Nach Angaben des BAFzA sind bislang (Stand: 2019) lediglich 1.093 Anträge auf ein Darlehn eingereicht und 867 bewilligt worden, d. h. die Inanspruchnahme ist damit ebenfalls äußerst gering. Dieser Sachverhalt entspricht der Skepsis, die der Darlehnsvergabe entgegengebracht wird: 52 % gaben in einer Befragung von TNS Emnid (nunmehr Kantar Emnid) an, ein Pflegedarlehn sei „nicht hilfreich“.Footnote 7 Die größten Kritikpunkte an den jetzigen gesetzlichen Regelungen beziehen sich daher auf folgende Punkte (Hielscher et al., 2017; Schneekloth et al., 2017; Rothgang & Müller, 2018):

  • Für pflegende Angehörige besteht ein hohes finanzielles Risiko, da entweder auf Einkommen verzichtet wird oder eine Verschuldung durch die Aufnahme eines Darlehns entsteht. Der Rechtsanspruch gilt erst ab einer Unternehmensgröße von über 15 bzw. 25 Mitarbeitenden. Pflegende Angehörige in kleinen bzw. Kleinstunternehmen können diese daher nicht nutzen.

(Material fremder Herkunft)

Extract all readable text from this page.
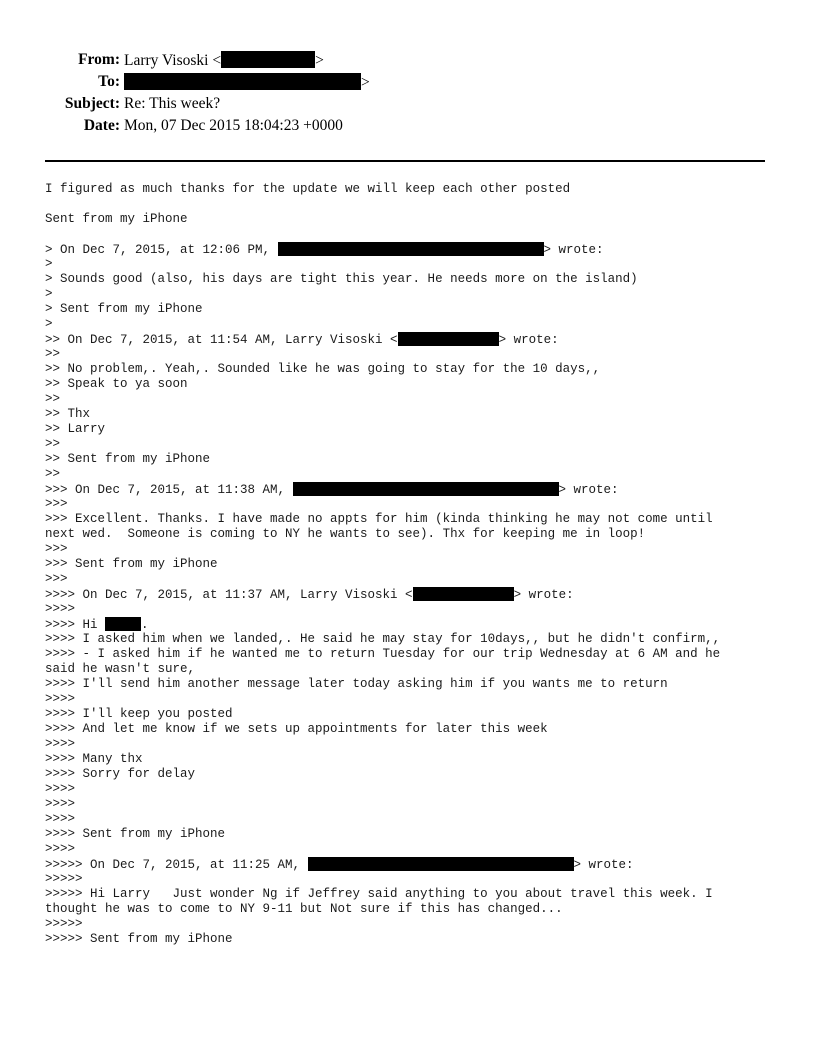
From: Larry Visoski <	>
To:	>
Subject: Re: This week?
Date: Mon, 07 Dec 2015 18:04:23 +0000
I figured as much thanks for the update we will keep each other posted
Sent from my iPhone
> On Dec 7, 2015, at 12:06 PM,	> wrote:
>
> Sounds good (also, his days are tight this year. He needs more on the island)
>
> Sent from my iPhone
>
>> On Dec 7, 2015, at 11:54 AM, Larry Visoski <	> wrote:
>>
>> No problem,. Yeah,. Sounded like he was going to stay for the 10 days,,
>> Speak to ya soon
>>
>> Thx
>> Larry
>>
>> Sent from my iPhone
>>
>>> On Dec 7, 2015, at 11:38 AM,	> wrote:
>>>
>>> Excellent. Thanks. I have made no appts for him (kinda thinking he may not come until
next wed.  Someone is coming to NY he wants to see). Thx for keeping me in loop!
>>>
>>> Sent from my iPhone
>>>
>>>> On Dec 7, 2015, at 11:37 AM, Larry Visoski <	> wrote:
>>>>
>>>> Hi	.
>>>> I asked him when we landed,. He said he may stay for 10days,, but he didn't confirm,,
>>>> - I asked him if he wanted me to return Tuesday for our trip Wednesday at 6 AM and he
said he wasn't sure,
>>>> I'll send him another message later today asking him if you wants me to return
>>>>
>>>> I'll keep you posted
>>>> And let me know if we sets up appointments for later this week
>>>>
>>>> Many thx
>>>> Sorry for delay
>>>>
>>>>
>>>>
>>>> Sent from my iPhone
>>>>
>>>>> On Dec 7, 2015, at 11:25 AM,	> wrote:
>>>>>
>>>>> Hi Larry   Just wonder Ng if Jeffrey said anything to you about travel this week. I
thought he was to come to NY 9-11 but Not sure if this has changed...
>>>>>
>>>>> Sent from my iPhone
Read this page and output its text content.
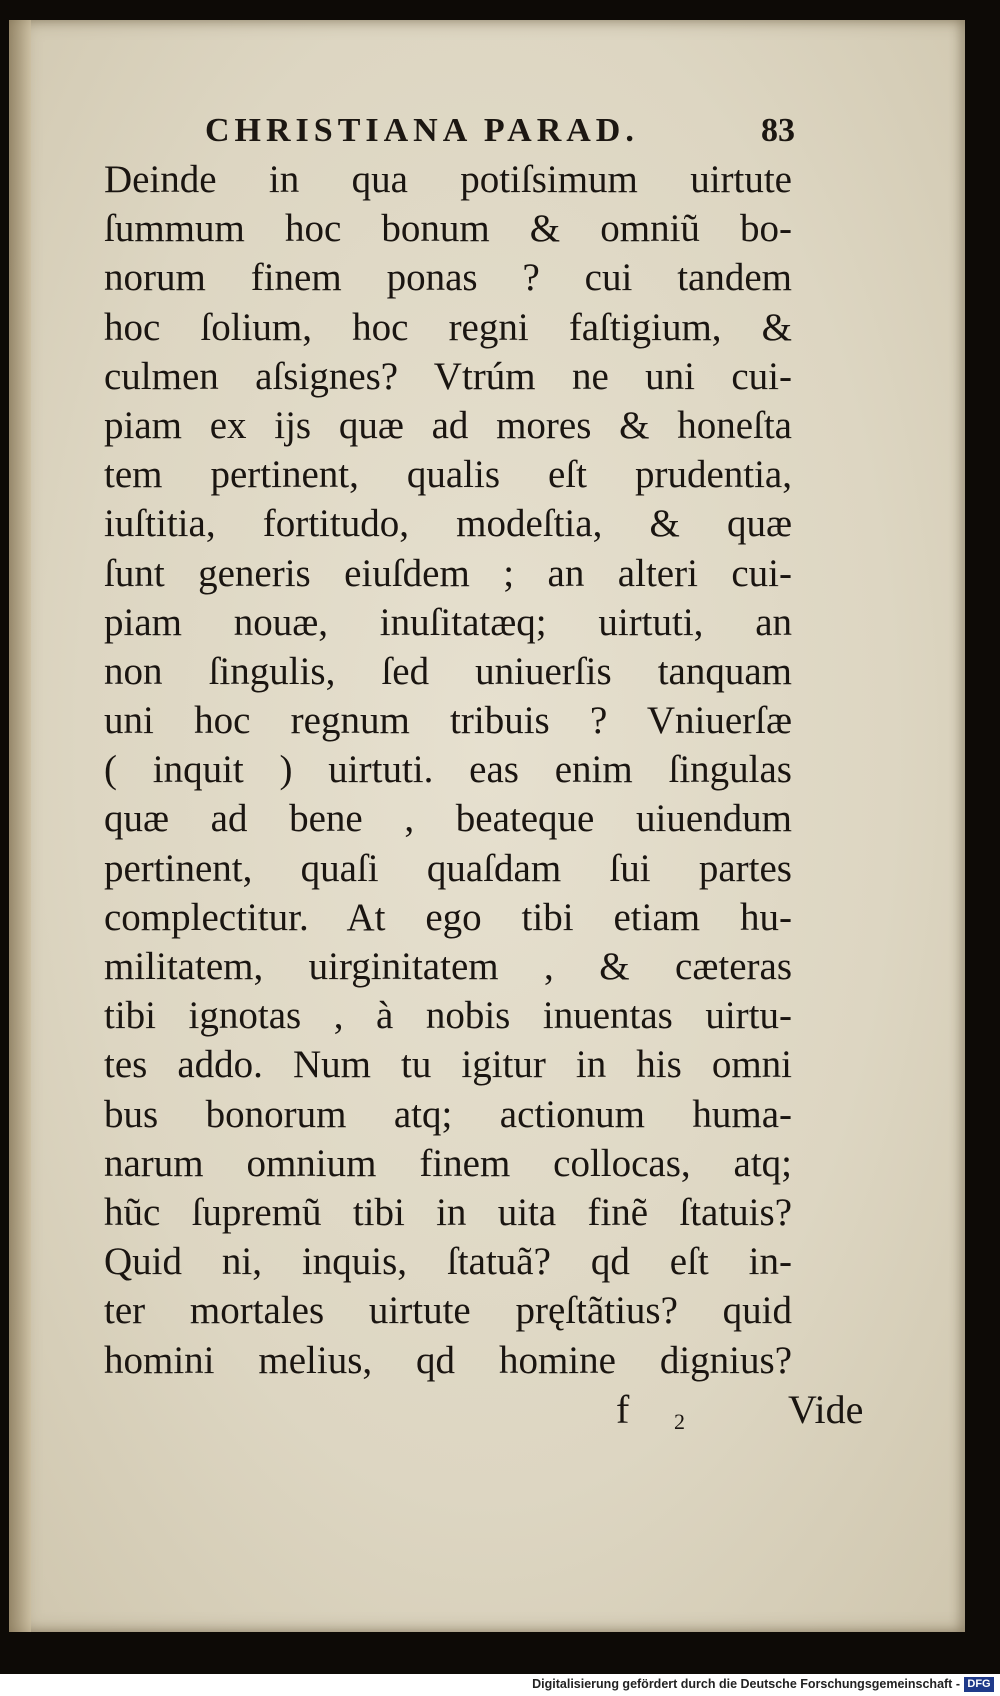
CHRISTIANA PARAD.	83
Deinde in qua potiſsimum uirtute
ſummum hoc bonum & omniũ bo-
norum finem ponas ? cui tandem
hoc ſolium, hoc regni faſtigium, &
culmen aſsignes? Vtrúm ne uni cui-
piam ex ijs quæ ad mores & honeſta
tem pertinent, qualis eſt prudentia,
iuſtitia, fortitudo, modeſtia, & quæ
ſunt generis eiuſdem ; an alteri cui-
piam nouæ, inuſitatæq; uirtuti, an
non ſingulis, ſed uniuerſis tanquam
uni hoc regnum tribuis ? Vniuerſæ
( inquit ) uirtuti. eas enim ſingulas
quæ ad bene , beateque uiuendum
pertinent, quaſi quaſdam ſui partes
complectitur. At ego tibi etiam hu-
militatem, uirginitatem , & cæteras
tibi ignotas , à nobis inuentas uirtu-
tes addo. Num tu igitur in his omni
bus bonorum atq; actionum huma-
narum omnium finem collocas, atq;
hũc ſupremũ tibi in uita finẽ ſtatuis?
Quid ni, inquis, ſtatuã? qd eſt in-
ter mortales uirtute pręſtãtius? quid
homini melius, qd homine dignius?
f 2	Vide
Digitalisierung gefördert durch die Deutsche Forschungsgemeinschaft - DFG
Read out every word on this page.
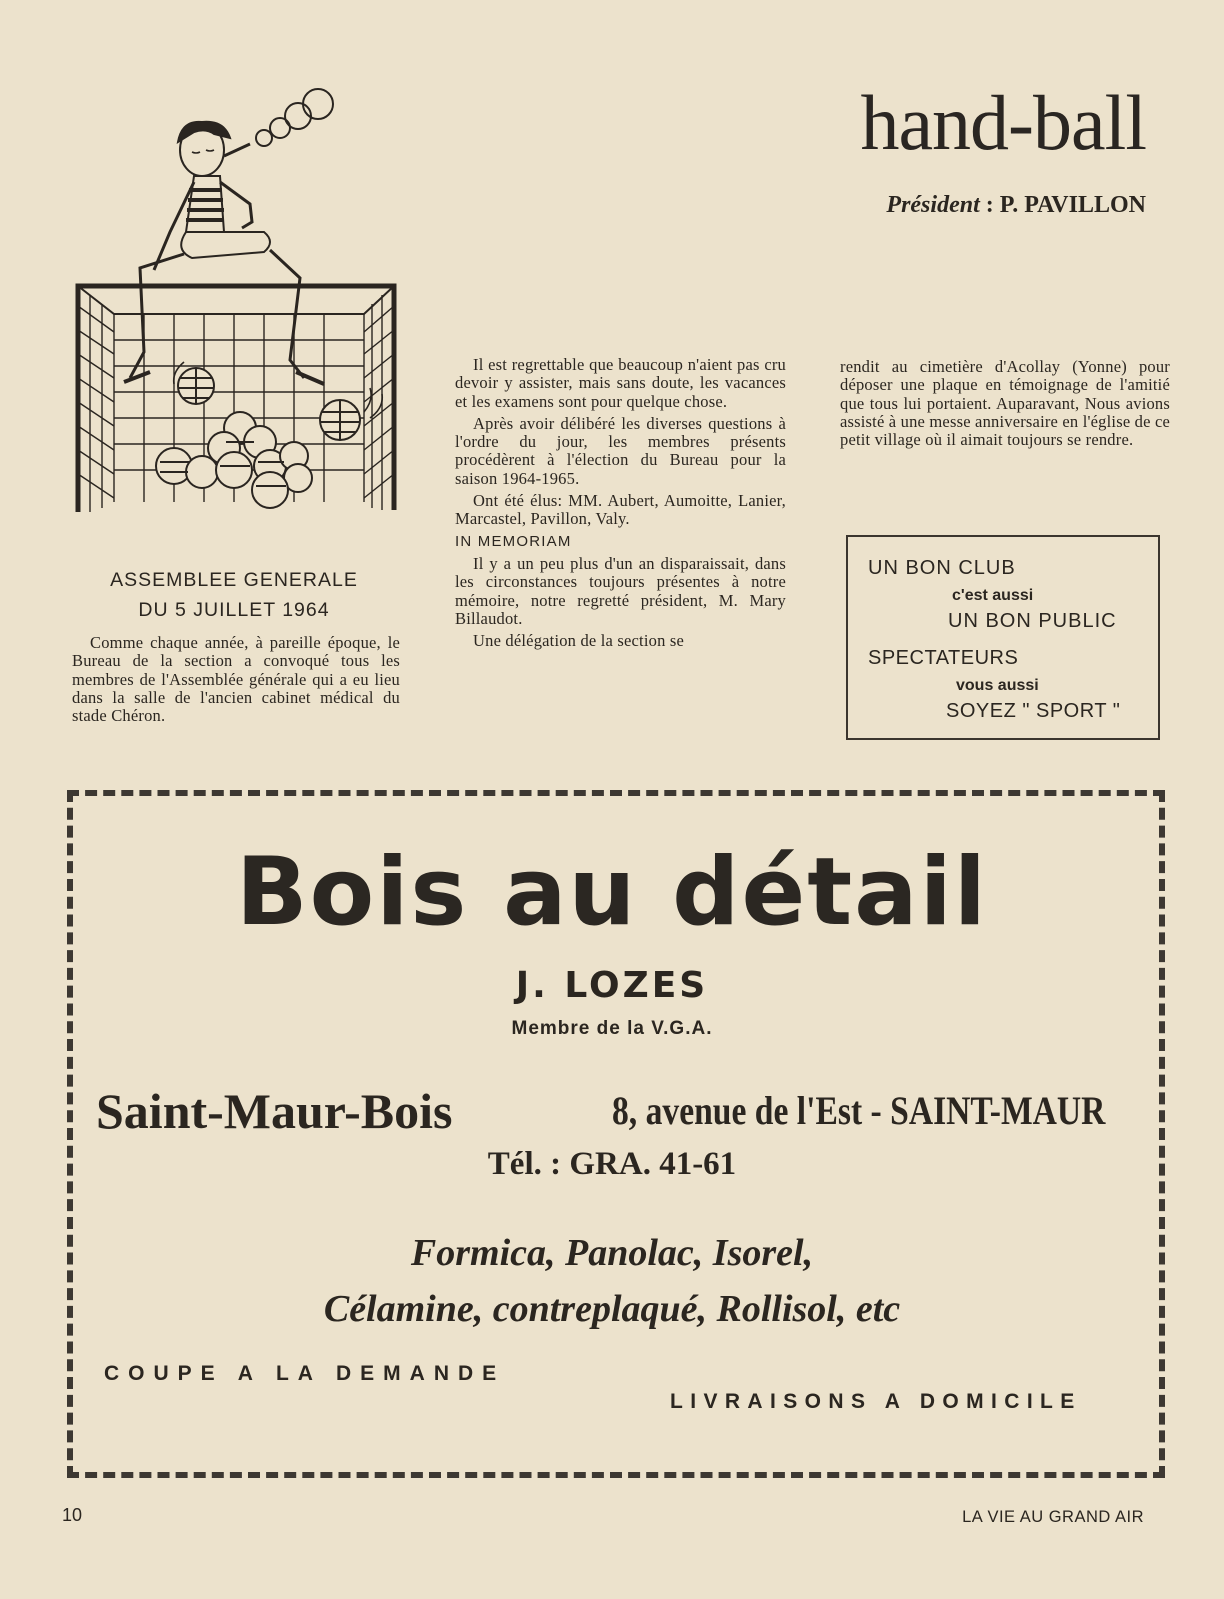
hand-ball
Président : P. PAVILLON
ASSEMBLEE GENERALE
DU 5 JUILLET 1964

Comme chaque année, à pareille époque, le Bureau de la section a convoqué tous les membres de l'Assemblée générale qui a eu lieu dans la salle de l'ancien cabinet médical du stade Chéron.

Il est regrettable que beaucoup n'aient pas cru devoir y assister, mais sans doute, les vacances et les examens sont pour quelque chose.

Après avoir délibéré les diverses questions à l'ordre du jour, les membres présents procédèrent à l'élection du Bureau pour la saison 1964-1965.

Ont été élus: MM. Aubert, Aumoitte, Lanier, Marcastel, Pavillon, Valy.

IN MEMORIAM

Il y a un peu plus d'un an disparaissait, dans les circonstances toujours présentes à notre mémoire, notre regretté président, M. Mary Billaudot.

Une délégation de la section se

rendit au cimetière d'Acollay (Yonne) pour déposer une plaque en témoignage de l'amitié que tous lui portaient. Auparavant, Nous avions assisté à une messe anniversaire en l'église de ce petit village où il aimait toujours se rendre.

UN BON CLUB
c'est aussi
UN BON PUBLIC
SPECTATEURS
vous aussi
SOYEZ " SPORT "
Bois au détail
J. LOZES
Membre de la V.G.A.
Saint-Maur-Bois	8, avenue de l'Est - SAINT-MAUR
Tél. : GRA. 41-61
Formica, Panolac, Isorel,
Célamine, contreplaqué, Rollisol, etc
COUPE A LA DEMANDE
LIVRAISONS A DOMICILE
10	LA VIE AU GRAND AIR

  • Die Regelungen sind für Langzeitpflegende nicht ausreichend. Die Mehrheit der pflegenden Angehörigen gaben eine durchschnittliche Pflegedauer von vier Jahren an.

  • Das jetzige System setzt keine Anreize für eine partnerschaftliche Aufteilung der Pflege und verfestigt die ungleiche Verteilung der Sorgearbeit, da Frauen häufig weniger verdienen und ihre Einbußen beim Gehalt häufig geringe Auswirkungen auf das Familieneinkommen haben“ (Knauthe & Deindl, 2019: 60 f.).

Bäcker et al. (2020, Bd. II) bemängeln ebenfalls, dass es im Hinblick auf die Freistellungsregelungen keine Einkommensleistungen analog zum Elterngeld gibt und „… die Rückzahlungsverpflichtung nach dem Ende der Pflegezeit/Familienpflegezeit eher abschreckend [wirkt]“ (S. 781).

Auch weil die bestehenden gesetzlichen Regelungen den Bedürfnissen von pflegenden Arbeitnehmer:innen noch nicht hinreichend gerecht werden und hier noch Verbesserungsbedarf besteht, so ist es wichtig, das Thema „Vereinbarkeit von Pflege und Beruf“ auf die politische Agenda und damit in die Öffentlichkeit zu bringen. Deutlich wird aber der „time lag“, der zwischen der Erhebung der ersten Forschungsergebnisse in Deutschland im Jahre 1995 und der Einführung spezifischer Gesetze liegt – nämlich 13 Jahre für das Pflegezeitgesetz (2008) und 17 Jahre für das Familienpflegezeitgesetz (2012).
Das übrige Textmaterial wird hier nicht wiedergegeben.